Porém, quem resumiu bem foi a cantora Baby do Brasil: “Parece que eles não sabem o que significa cultura”.

Entre tantas declarações, duas cartas chamaram a atenção. A primeira foi a de Caetano Veloso, também publicada em O Globo. Membro importante do movimento Tropicalista, que sofreu com os militares e usou a cultura como arma política, o cantor e compositor afirmou que “o peso econômico [do fim do MinC] é pífio e as escolhas dos novos ministros não apontam para um critério técnico e meritocrático. Seria uma beleza se um presidente peemedebista nos livrasse do vício da distribuição ‘política’ de cargos. Mas nossa oficialidade não vive de belezas. No entanto, reduzir o número de ministérios é bom de qualquer jeito. É bom simbolicamente, formalmente. Mas o desfazimento do MinC é negativo”.

Pois é, Ministérios, no Brasil, acabam de forma geral se transformando em moeda de troca de cargos públicos por apoio na Câmara e no Senado — dessa forma, acabar com um ministério “ajudaria” com o fim de um cargo político, na visão de muitos críticos. Ainda assim, tivemos Ministros da Cultura relevante no próprio meio, como Gilberto Gil, Antônio Houaiss (sim, o do dicionário) e Ana de Hollanda. Mais do que acabar com um cargo, é importante defender que ele seja ocupado por alguém que realmente entenda do que está fazendo.

Caetano também lembrou de resultados práticos do MinC — e não, não é a Lei Rouanet. “O Ministério da Cultura mostrou-se necessário ao Brasil. Hoje temos estudos e projetos brasileiros como referência em organizações internacionais que tratam dos problemas dos direitos autorais em ambiente digital. Somos (ou tínhamos sido) pioneiros na luta em defesa dos criadores, que se viram sem saber o quê, como, quanto e quando receberão pela divulgação de sua obra em plataformas de streaming. A Diretoria de Direitos Intelectuais (DDI) do MinC vinha se tornando um ‘think tank’ especializado nesses assuntos. Sem falar na situação do audiovisual, que se tornou uma atividade superavitária; nos Pontos de Cultura, que buscam acompanhar e proteger centros de criação artística em todo o território nacional; na atenção ao patrimônio histórico.

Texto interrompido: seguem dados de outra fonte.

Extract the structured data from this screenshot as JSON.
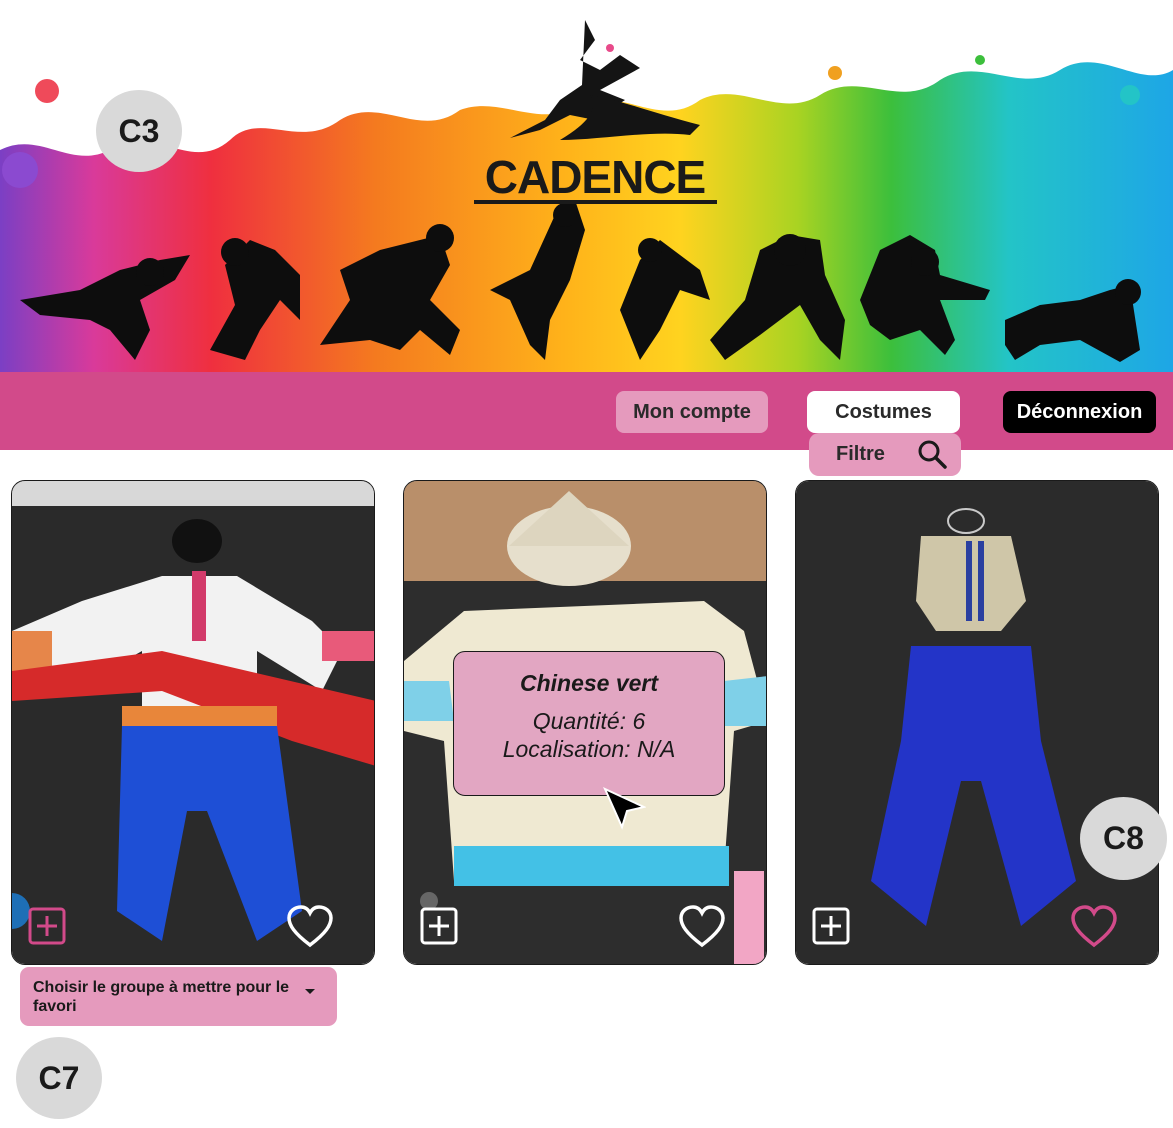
{
  "brand": {
    "name": "CADENCE"
  },
  "labels": {
    "c3": "C3",
    "c7": "C7",
    "c8": "C8"
  },
  "nav": {
    "account": "Mon compte",
    "costumes": "Costumes",
    "logout": "Déconnexion",
    "filter": "Filtre"
  },
  "tooltip": {
    "name": "Chinese vert",
    "quantity": "Quantité: 6",
    "location": "Localisation: N/A"
  },
  "dropdown": {
    "label": "Choisir le groupe à mettre pour le favori"
  },
  "cards": [
    {
      "icon_add": "plus-square-icon",
      "icon_fav": "heart-outline-icon",
      "favorited": false
    },
    {
      "icon_add": "plus-square-icon",
      "icon_fav": "heart-outline-icon",
      "favorited": false
    },
    {
      "icon_add": "plus-square-icon",
      "icon_fav": "heart-outline-icon",
      "favorited": true
    }
  ],
  "colors": {
    "brand_pink": "#d24a8a",
    "light_pink": "#e59abd",
    "black": "#000000"
  }
}
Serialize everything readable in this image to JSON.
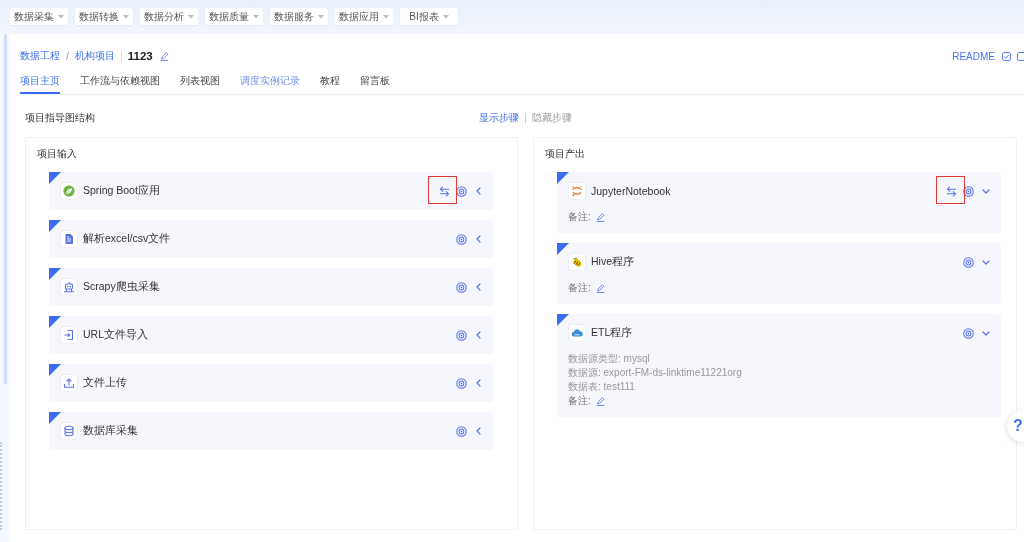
{
  "top_menu": [
    {
      "label": "数据采集"
    },
    {
      "label": "数据转换"
    },
    {
      "label": "数据分析"
    },
    {
      "label": "数据质量"
    },
    {
      "label": "数据服务"
    },
    {
      "label": "数据应用"
    },
    {
      "label": "BI报表"
    }
  ],
  "breadcrumb": {
    "links": [
      "数据工程",
      "机构项目"
    ],
    "separator": "/",
    "title": "1123"
  },
  "header_links": {
    "readme": "README"
  },
  "tabs": [
    {
      "label": "项目主页",
      "selected": true,
      "hovered": false
    },
    {
      "label": "工作流与依赖视图",
      "selected": false,
      "hovered": false
    },
    {
      "label": "列表视图",
      "selected": false,
      "hovered": false
    },
    {
      "label": "调度实例记录",
      "selected": false,
      "hovered": true
    },
    {
      "label": "教程",
      "selected": false,
      "hovered": false
    },
    {
      "label": "留言板",
      "selected": false,
      "hovered": false
    }
  ],
  "guide": {
    "title": "项目指导图结构",
    "steps": [
      {
        "label": "显示步骤",
        "selected": true
      },
      {
        "label": "隐藏步骤",
        "selected": false
      }
    ]
  },
  "inputs": {
    "title": "项目输入",
    "items": [
      {
        "name": "Spring Boot应用",
        "kind": "spring",
        "swap_button": true,
        "highlighted": true,
        "expanded": false
      },
      {
        "name": "解析excel/csv文件",
        "kind": "document",
        "swap_button": false,
        "highlighted": false,
        "expanded": false
      },
      {
        "name": "Scrapy爬虫采集",
        "kind": "robot",
        "swap_button": false,
        "highlighted": false,
        "expanded": false
      },
      {
        "name": "URL文件导入",
        "kind": "import",
        "swap_button": false,
        "highlighted": false,
        "expanded": false
      },
      {
        "name": "文件上传",
        "kind": "upload",
        "swap_button": false,
        "highlighted": false,
        "expanded": false
      },
      {
        "name": "数据库采集",
        "kind": "database",
        "swap_button": false,
        "highlighted": false,
        "expanded": false
      }
    ]
  },
  "outputs": {
    "title": "项目产出",
    "items": [
      {
        "name": "JupyterNotebook",
        "kind": "jupyter",
        "swap_button": true,
        "highlighted": true,
        "expanded": true,
        "note_label": "备注:"
      },
      {
        "name": "Hive程序",
        "kind": "hive",
        "swap_button": false,
        "highlighted": false,
        "expanded": true,
        "note_label": "备注:"
      },
      {
        "name": "ETL程序",
        "kind": "etl",
        "swap_button": false,
        "highlighted": false,
        "expanded": true,
        "details": [
          "数据源类型: mysql",
          "数据源: export-FM-ds-linktime11221org",
          "数据表: test111"
        ],
        "note_label": "备注:"
      }
    ]
  },
  "help_button": {
    "label": "?"
  }
}
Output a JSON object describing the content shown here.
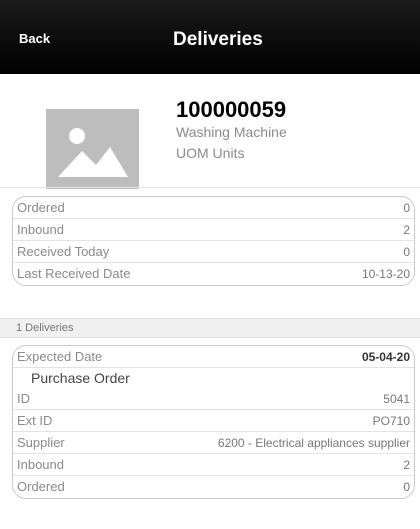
{
  "header": {
    "back_label": "Back",
    "title": "Deliveries"
  },
  "product": {
    "id": "100000059",
    "name": "Washing Machine",
    "uom": "UOM Units",
    "image_icon": "image-placeholder-icon"
  },
  "summary": [
    {
      "label": "Ordered",
      "value": "0"
    },
    {
      "label": "Inbound",
      "value": "2"
    },
    {
      "label": "Received Today",
      "value": "0"
    },
    {
      "label": "Last Received Date",
      "value": "10-13-20"
    }
  ],
  "deliveries_header": "1 Deliveries",
  "delivery": {
    "expected_label": "Expected Date",
    "expected_value": "05-04-20",
    "po_heading": "Purchase Order",
    "fields": [
      {
        "label": "ID",
        "value": "5041"
      },
      {
        "label": "Ext ID",
        "value": "PO710"
      },
      {
        "label": "Supplier",
        "value": "6200 - Electrical appliances supplier"
      },
      {
        "label": "Inbound",
        "value": "2"
      },
      {
        "label": "Ordered",
        "value": "0"
      }
    ]
  }
}
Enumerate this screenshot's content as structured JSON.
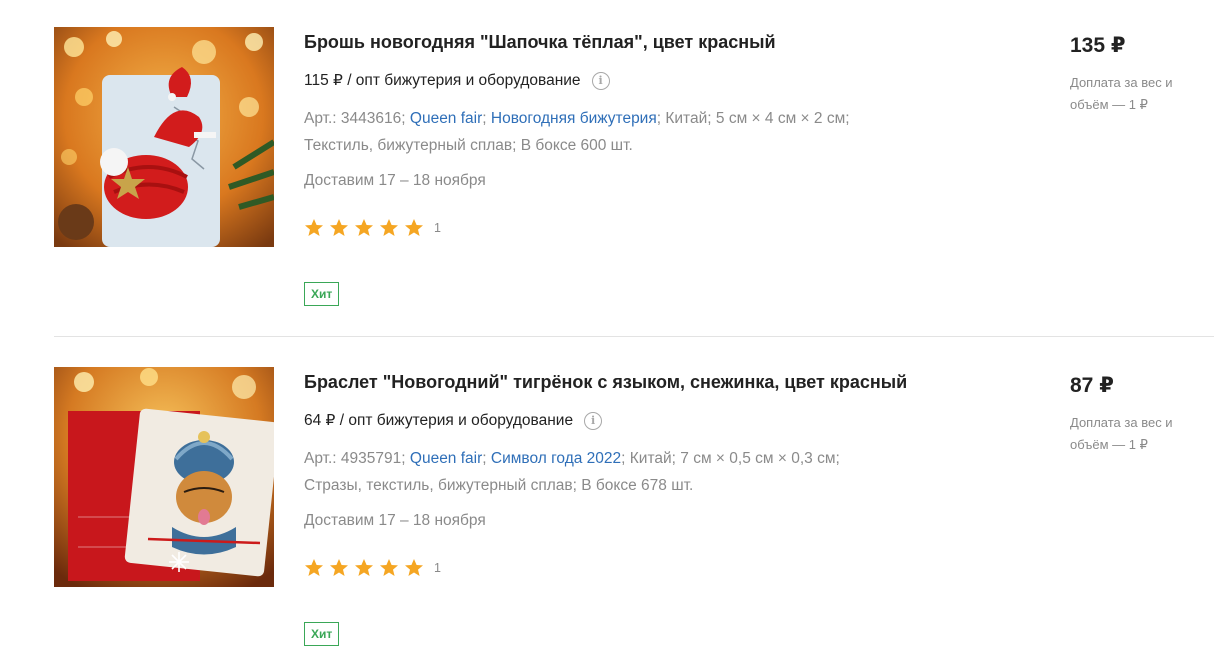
{
  "products": [
    {
      "title": "Брошь новогодняя \"Шапочка тёплая\", цвет красный",
      "wholesale_price": "115 ₽",
      "wholesale_label": " / опт бижутерия и оборудование",
      "info_icon": "info-icon",
      "article": "Арт.: 3443616;",
      "brand": "Queen fair",
      "category": "Новогодняя бижутерия",
      "country": "Китай;",
      "dimensions": "5 см × 4 см × 2 см;",
      "material": "Текстиль, бижутерный сплав;",
      "box_count": "В боксе 600 шт.",
      "delivery": "Доставим 17 – 18 ноября",
      "rating": 5,
      "rating_count": "1",
      "badge": "Хит",
      "price": "135 ₽",
      "surcharge": "Доплата за вес и объём — 1 ₽"
    },
    {
      "title": "Браслет \"Новогодний\" тигрёнок с языком, снежинка, цвет красный",
      "wholesale_price": "64 ₽",
      "wholesale_label": " / опт бижутерия и оборудование",
      "info_icon": "info-icon",
      "article": "Арт.: 4935791;",
      "brand": "Queen fair",
      "category": "Символ года 2022",
      "country": "Китай;",
      "dimensions": "7 см × 0,5 см × 0,3 см;",
      "material": "Стразы, текстиль, бижутерный сплав;",
      "box_count": "В боксе 678 шт.",
      "delivery": "Доставим 17 – 18 ноября",
      "rating": 5,
      "rating_count": "1",
      "badge": "Хит",
      "price": "87 ₽",
      "surcharge": "Доплата за вес и объём — 1 ₽"
    }
  ],
  "colors": {
    "link": "#2f6fb8",
    "muted": "#8a8a8a",
    "star": "#f5a623",
    "badge": "#3aa757"
  }
}
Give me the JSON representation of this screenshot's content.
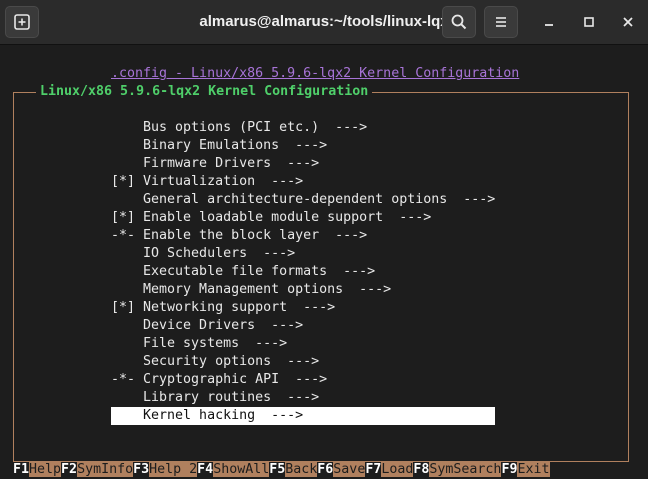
{
  "window": {
    "title": "almarus@almarus:~/tools/linux-lqx"
  },
  "header": {
    "config_title": ".config - Linux/x86 5.9.6-lqx2 Kernel Configuration",
    "frame_title": "Linux/x86 5.9.6-lqx2 Kernel Configuration"
  },
  "menu": {
    "items": [
      {
        "label": "    Bus options (PCI etc.)  --->",
        "selected": false
      },
      {
        "label": "    Binary Emulations  --->",
        "selected": false
      },
      {
        "label": "    Firmware Drivers  --->",
        "selected": false
      },
      {
        "label": "[*] Virtualization  --->",
        "selected": false
      },
      {
        "label": "    General architecture-dependent options  --->",
        "selected": false
      },
      {
        "label": "[*] Enable loadable module support  --->",
        "selected": false
      },
      {
        "label": "-*- Enable the block layer  --->",
        "selected": false
      },
      {
        "label": "    IO Schedulers  --->",
        "selected": false
      },
      {
        "label": "    Executable file formats  --->",
        "selected": false
      },
      {
        "label": "    Memory Management options  --->",
        "selected": false
      },
      {
        "label": "[*] Networking support  --->",
        "selected": false
      },
      {
        "label": "    Device Drivers  --->",
        "selected": false
      },
      {
        "label": "    File systems  --->",
        "selected": false
      },
      {
        "label": "    Security options  --->",
        "selected": false
      },
      {
        "label": "-*- Cryptographic API  --->",
        "selected": false
      },
      {
        "label": "    Library routines  --->",
        "selected": false
      },
      {
        "label": "    Kernel hacking  --->",
        "selected": true
      }
    ]
  },
  "fkeys": [
    {
      "key": "F1",
      "label": "Help"
    },
    {
      "key": "F2",
      "label": "SymInfo"
    },
    {
      "key": "F3",
      "label": "Help 2"
    },
    {
      "key": "F4",
      "label": "ShowAll"
    },
    {
      "key": "F5",
      "label": "Back"
    },
    {
      "key": "F6",
      "label": "Save"
    },
    {
      "key": "F7",
      "label": "Load"
    },
    {
      "key": "F8",
      "label": "SymSearch"
    },
    {
      "key": "F9",
      "label": "Exit"
    }
  ],
  "colors": {
    "background": "#1d1d1d",
    "frame": "#b0805e",
    "frame_title": "#4fcf6a",
    "config_title": "#a874d8"
  }
}
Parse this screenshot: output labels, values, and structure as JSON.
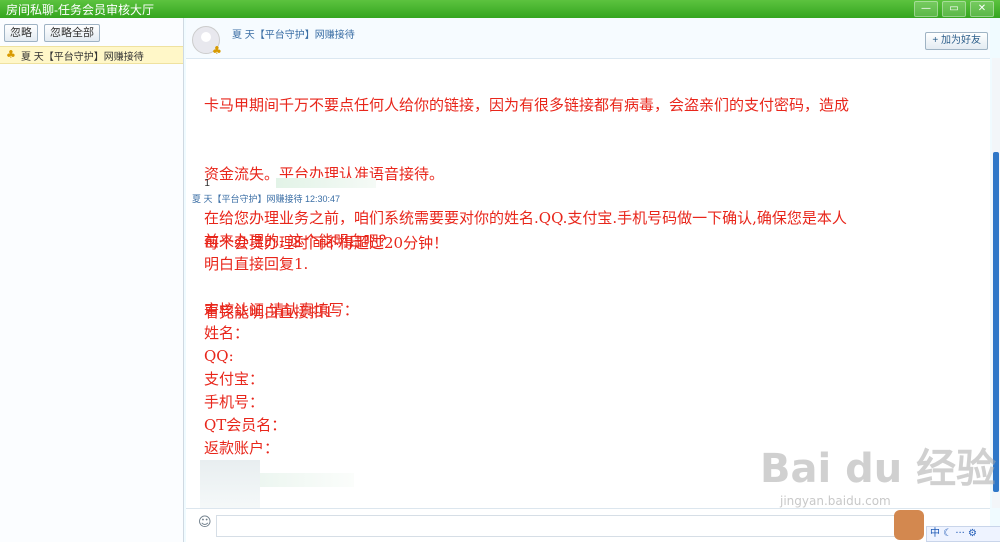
{
  "window": {
    "title": "房间私聊-任务会员审核大厅",
    "controls": [
      "—",
      "▭",
      "✕"
    ]
  },
  "sidebar": {
    "buttons": [
      "忽略",
      "忽略全部"
    ],
    "contact": "夏 天【平台守护】网赚接待"
  },
  "chat_header": {
    "contact_name": "夏 天【平台守护】网赚接待",
    "add_friend": "+ 加为好友"
  },
  "messages": [
    {
      "lines": [
        "卡马甲期间千万不要点任何人给你的链接，因为有很多链接都有病毒，会盗亲们的支付密码，造成",
        "资金流失。平台办理认准语音接待。",
        "      每个会员办理时间不得超过20分钟！",
        "看完能明白直接扣1"
      ]
    },
    {
      "prefix": "1",
      "meta": "夏 天【平台守护】网赚接待  12:30:47",
      "lines": [
        "在给您办理业务之前，咱们系统需要要对你的姓名.QQ.支付宝.手机号码做一下确认,确保您是本人",
        "前来办理的.  这个能明白吧？",
        "明白直接回复1.",
        "",
        "审核认证.请认真填写：",
        "姓名：",
        "QQ:",
        "支付宝：",
        "手机号：",
        "QT会员名：",
        "返款账户："
      ]
    }
  ],
  "tray": {
    "ime": "中 ☾ ··· ⚙"
  },
  "watermark": {
    "main": "Bai du 经验",
    "sub": "jingyan.baidu.com"
  },
  "colors": {
    "titlebar": "#34a51f",
    "message_text": "#e8261b",
    "scroll_thumb": "#2f78c8"
  }
}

Sem altas verbas (muito ao contrário), o MinC tem mostrado que o país passou a dar à produção cultural o valor que ela merece”.

A segunda carta que pipocou na mídia foi Wagner Moura. Encomendada por O Estado de S.Paulo e pelo Zero Hora, acabou sendo ignorada pelo primeiro e publicada no Blog do Juca Kfouri. “A extinção do MinC é só a primeira demonstração de obscurantismo e ignorância dada por esse governo ilegítimo”, disse o ator. “Praticamente todos os filmes brasileiros produzidos de 93 para cá foram feitos graças à lei do Audiovisual. Como pensar que isso possa ter sido nocivo para o Brasil?! Como pensar que o país estará melhor sem a complexidade de um Ministério que cuidava de gerir e difundir todas as manifestações culturais brasileiras aqui e no exterior? Bradar contra o MinC e contra as leis (ao invés de contribuir com ideias para melhorá-las) é mais que ignorância, é má fé mesmo”.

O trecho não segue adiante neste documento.